Знакомая музычка-отмычка уже заплела в голове свои сладкие кольца. В ноздрях раздался бережный шероховатый запах, словно там завелось осязание. Еще успели в спальню деревянные ноги бега. Еще молодцы пальцы подцепили задвижку ставня. Я взмыл под пестрый стеганый потолок; глянул вниз, где с припадочного мальчика облетали веснушки; посветил и погас.
VIII
Распускается ночь, черная лилия в дельте Леты; строгие песьи голоса застревают в голодных горлах. За рекой, если разменял последний взгляд с Яникула, еще дотлевает огарок утра, а новое никогда не наступает для всех — пепел тщетных обещаний мешается с собственным, тают кость и тук на кипарисовых козлах, под грузом роз. В тысячеглазые жилища столицы сочится мгла, жадная порожнь пожирает вещество мира — многого недосчитаемся засветло, но уже не вспомним. Кто поручится, что светает всегда там же, где накануне смерклось? Проще заподозрить рождение света и объема заново и совместно, с одинаково напрасным концом. Лишь материнская мгла всегда неизменна, в ней погасли качества, и не подобрать сравнения.
Ночью на топчане, под рыбьим зраком звезды в подводной раме, человек, без достояния и достоинства, оттеснен к последнему пламени. В нем стиснута речь, потому что гортань трепещет и у паралитика, пока не закатились зеницы и не обрушились розы. Не в пример псам, мы обречены лаять даже внутри себя.

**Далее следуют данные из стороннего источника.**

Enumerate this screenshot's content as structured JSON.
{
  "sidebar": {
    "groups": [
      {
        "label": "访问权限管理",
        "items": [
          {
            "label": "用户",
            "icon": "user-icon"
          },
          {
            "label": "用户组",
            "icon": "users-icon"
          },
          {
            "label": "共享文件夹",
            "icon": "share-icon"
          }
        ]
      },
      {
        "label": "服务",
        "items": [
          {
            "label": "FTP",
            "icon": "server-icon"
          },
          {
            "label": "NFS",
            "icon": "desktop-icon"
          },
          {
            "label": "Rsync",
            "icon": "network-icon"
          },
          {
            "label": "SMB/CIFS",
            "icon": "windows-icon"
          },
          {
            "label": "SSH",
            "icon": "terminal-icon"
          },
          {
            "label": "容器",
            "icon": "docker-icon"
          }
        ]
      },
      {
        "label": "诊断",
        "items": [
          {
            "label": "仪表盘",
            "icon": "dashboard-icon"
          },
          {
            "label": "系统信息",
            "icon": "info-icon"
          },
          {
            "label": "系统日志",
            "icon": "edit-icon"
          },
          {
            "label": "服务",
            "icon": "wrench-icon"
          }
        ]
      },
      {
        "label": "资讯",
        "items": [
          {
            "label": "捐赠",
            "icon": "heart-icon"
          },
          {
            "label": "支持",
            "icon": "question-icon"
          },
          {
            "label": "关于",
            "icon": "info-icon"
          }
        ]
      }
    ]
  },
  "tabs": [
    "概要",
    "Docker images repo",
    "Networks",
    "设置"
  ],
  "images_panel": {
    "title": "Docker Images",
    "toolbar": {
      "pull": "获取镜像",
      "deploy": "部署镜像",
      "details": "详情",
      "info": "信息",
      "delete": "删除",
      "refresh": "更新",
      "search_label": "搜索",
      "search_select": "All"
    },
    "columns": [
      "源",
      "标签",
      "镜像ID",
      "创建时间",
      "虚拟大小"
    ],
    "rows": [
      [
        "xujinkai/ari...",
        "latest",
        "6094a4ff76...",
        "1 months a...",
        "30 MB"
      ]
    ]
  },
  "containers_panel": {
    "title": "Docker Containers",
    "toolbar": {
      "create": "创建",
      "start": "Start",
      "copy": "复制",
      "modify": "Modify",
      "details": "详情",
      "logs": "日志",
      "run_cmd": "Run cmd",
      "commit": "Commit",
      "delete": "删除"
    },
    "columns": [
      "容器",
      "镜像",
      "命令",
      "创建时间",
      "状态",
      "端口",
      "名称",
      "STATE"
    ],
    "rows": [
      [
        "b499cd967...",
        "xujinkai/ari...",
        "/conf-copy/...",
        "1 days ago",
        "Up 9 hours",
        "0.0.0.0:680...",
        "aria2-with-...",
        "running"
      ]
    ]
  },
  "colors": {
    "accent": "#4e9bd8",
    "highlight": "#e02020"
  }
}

С младенчества, задолго до своих исповедальных каракулей, я закоренел во мнении, что речь не отражает, а творит, что безымянное отсутствует вопреки глупой видимости, а названное возникает. Узор и запах розы, созерцаемой в канун елисейского отбытия, состоит в слове, а не в нагом предмете; роза пахнет в творительном падеже, а мертвые вещи одиноки и самотождественны. То-то и сходят на нет боги отечества, уступившие смертным власть нарицать имена, ибо в ней была вся сила и святость. Но и нам поздно праздновать: достигший вершины уже не имеет, кому поклониться, ему больше не сложить бремени.